Le gendarme français des marchés financiers a publié ses propositions, très attendues, pour encadrer davantage l'activisme actionnarial. Depuis quelque temps en effet, les initiatives bousculant les fleurons de l'économie française se multiplient, à l'image de l'affrontement entre le fonds britannique Amber Capital et le groupe Lagardère. Si la crise du coronavirus a stoppé net l'élan des fonds activistes, ces derniers pourraient, dans un second temps, profiter des prises de participation à moindre coût.La position de la France en matière d'activisme actionnarial est enfin fixée. La semaine dernière, le gendarme de la Bourse a publié ses recommandations sur le sujet. Très répandue aux États-Unis et plus largement dans le monde anglo-saxon, cette pratique est en revanche récente en France et fait l'objet de nombreuses critiques.
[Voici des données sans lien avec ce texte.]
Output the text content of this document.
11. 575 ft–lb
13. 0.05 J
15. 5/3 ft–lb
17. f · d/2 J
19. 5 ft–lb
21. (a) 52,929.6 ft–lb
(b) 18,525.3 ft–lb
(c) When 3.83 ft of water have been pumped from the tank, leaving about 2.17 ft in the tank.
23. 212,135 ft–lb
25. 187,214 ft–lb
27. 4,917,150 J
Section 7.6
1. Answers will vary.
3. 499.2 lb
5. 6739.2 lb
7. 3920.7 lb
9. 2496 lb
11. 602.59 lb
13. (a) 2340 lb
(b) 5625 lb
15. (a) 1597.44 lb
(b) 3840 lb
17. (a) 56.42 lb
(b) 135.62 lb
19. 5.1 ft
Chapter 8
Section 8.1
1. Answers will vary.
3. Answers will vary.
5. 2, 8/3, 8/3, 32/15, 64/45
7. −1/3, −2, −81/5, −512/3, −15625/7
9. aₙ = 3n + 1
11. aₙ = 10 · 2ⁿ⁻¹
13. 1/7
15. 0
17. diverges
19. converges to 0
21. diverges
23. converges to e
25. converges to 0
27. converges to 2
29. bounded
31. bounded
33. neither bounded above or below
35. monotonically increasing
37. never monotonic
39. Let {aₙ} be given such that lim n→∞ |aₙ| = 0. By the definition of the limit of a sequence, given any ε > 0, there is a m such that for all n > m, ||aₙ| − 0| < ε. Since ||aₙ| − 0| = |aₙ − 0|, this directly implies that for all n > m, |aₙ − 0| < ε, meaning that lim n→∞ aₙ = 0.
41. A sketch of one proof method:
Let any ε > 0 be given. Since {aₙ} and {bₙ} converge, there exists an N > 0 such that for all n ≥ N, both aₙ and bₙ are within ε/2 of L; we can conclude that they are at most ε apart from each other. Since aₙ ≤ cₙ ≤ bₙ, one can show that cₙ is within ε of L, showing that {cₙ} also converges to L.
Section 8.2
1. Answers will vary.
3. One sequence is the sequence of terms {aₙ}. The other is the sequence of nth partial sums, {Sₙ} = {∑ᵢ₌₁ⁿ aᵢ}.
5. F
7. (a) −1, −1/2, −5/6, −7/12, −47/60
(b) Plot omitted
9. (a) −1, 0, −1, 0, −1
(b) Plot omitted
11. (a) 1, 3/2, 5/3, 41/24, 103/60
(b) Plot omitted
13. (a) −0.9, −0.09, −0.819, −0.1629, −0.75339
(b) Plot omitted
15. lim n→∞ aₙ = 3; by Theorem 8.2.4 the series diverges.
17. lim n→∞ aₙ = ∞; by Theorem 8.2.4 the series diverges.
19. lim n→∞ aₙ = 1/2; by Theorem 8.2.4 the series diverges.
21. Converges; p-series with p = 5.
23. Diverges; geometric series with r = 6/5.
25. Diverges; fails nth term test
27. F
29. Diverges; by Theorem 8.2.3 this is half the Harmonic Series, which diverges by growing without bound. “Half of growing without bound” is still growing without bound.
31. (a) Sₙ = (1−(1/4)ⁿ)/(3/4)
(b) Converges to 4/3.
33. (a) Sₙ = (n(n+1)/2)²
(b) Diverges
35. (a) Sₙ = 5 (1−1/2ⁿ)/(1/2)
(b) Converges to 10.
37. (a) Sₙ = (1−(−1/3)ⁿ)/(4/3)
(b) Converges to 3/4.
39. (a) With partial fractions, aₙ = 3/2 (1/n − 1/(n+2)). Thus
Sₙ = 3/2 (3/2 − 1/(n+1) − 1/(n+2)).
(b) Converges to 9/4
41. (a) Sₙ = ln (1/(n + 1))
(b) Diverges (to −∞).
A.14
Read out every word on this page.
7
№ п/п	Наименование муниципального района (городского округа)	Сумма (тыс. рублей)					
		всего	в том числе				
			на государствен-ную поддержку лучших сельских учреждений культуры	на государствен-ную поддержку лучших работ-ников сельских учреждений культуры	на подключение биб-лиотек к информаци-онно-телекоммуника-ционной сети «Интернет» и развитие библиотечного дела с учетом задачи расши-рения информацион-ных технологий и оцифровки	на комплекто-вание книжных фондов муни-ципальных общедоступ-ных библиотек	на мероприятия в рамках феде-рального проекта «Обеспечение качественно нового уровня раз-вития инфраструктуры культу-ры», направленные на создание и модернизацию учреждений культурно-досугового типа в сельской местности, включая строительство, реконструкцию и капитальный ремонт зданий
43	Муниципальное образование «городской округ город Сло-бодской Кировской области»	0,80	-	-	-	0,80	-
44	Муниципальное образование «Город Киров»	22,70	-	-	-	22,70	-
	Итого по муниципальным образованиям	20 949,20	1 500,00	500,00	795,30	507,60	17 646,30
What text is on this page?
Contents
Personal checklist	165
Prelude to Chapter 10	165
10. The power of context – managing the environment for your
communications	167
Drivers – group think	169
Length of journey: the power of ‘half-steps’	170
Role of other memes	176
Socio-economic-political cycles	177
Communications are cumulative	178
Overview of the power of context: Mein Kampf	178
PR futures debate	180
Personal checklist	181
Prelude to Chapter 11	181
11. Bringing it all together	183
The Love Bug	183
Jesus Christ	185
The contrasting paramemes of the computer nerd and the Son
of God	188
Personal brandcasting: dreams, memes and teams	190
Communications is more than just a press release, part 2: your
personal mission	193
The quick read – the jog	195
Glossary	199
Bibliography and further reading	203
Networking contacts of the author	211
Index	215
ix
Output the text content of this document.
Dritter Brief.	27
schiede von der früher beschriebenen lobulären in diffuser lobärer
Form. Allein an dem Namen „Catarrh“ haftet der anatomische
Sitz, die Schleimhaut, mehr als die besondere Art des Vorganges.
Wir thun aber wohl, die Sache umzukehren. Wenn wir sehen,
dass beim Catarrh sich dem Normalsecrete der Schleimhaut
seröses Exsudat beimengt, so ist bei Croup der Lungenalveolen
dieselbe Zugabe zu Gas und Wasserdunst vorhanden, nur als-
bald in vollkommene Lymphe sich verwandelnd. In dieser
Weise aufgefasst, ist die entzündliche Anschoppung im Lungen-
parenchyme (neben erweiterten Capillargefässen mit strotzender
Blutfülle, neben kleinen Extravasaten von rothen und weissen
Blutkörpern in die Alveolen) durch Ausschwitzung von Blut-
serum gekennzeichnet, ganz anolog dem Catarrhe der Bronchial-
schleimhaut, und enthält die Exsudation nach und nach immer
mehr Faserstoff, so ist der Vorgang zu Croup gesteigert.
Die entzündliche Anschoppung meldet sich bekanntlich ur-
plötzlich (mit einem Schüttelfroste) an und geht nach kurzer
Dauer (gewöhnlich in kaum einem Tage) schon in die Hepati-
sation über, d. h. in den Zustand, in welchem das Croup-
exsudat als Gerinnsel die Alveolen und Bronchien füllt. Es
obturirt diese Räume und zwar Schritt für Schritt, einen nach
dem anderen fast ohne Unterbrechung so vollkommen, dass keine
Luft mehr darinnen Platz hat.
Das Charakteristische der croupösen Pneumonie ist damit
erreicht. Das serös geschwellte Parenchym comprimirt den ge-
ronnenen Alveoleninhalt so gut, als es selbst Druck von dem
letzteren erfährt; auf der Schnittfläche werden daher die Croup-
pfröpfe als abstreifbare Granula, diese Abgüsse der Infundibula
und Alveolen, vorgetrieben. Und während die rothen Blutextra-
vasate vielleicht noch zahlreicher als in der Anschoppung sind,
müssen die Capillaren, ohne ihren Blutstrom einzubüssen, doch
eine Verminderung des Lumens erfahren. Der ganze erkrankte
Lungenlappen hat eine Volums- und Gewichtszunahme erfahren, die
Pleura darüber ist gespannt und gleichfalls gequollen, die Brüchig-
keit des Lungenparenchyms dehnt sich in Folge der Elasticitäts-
Elle désigne le comportement que certains investisseurs, alors qualifiés de fonds activistes, peuvent adopter en prenant des participations dans des entreprises pour exercer une action visant à modifier ou faire évoluer leur stratégie ou leur gouvernance.
Ces investisseurs sont notamment redoutés par les entreprises lorsqu'ils sortent du dialogue privé et mènent des campagnes publiques pour mettre en lumière certaines failles, comme la mauvaise performance d'un dirigeant, une stratégie inadaptée, la gouvernance mise en place, la composition du conseil d'administration ou encore la structure juridique choisie et la façon dont les dirigeants sont rémunérés. Leur objectif final étant de faire adopter des dispositions qui permettront d'améliorer la performance de l'entreprise et de bénéficier de l'augmentation de son cours sur les marchés à l'occasion d'une revente du capital.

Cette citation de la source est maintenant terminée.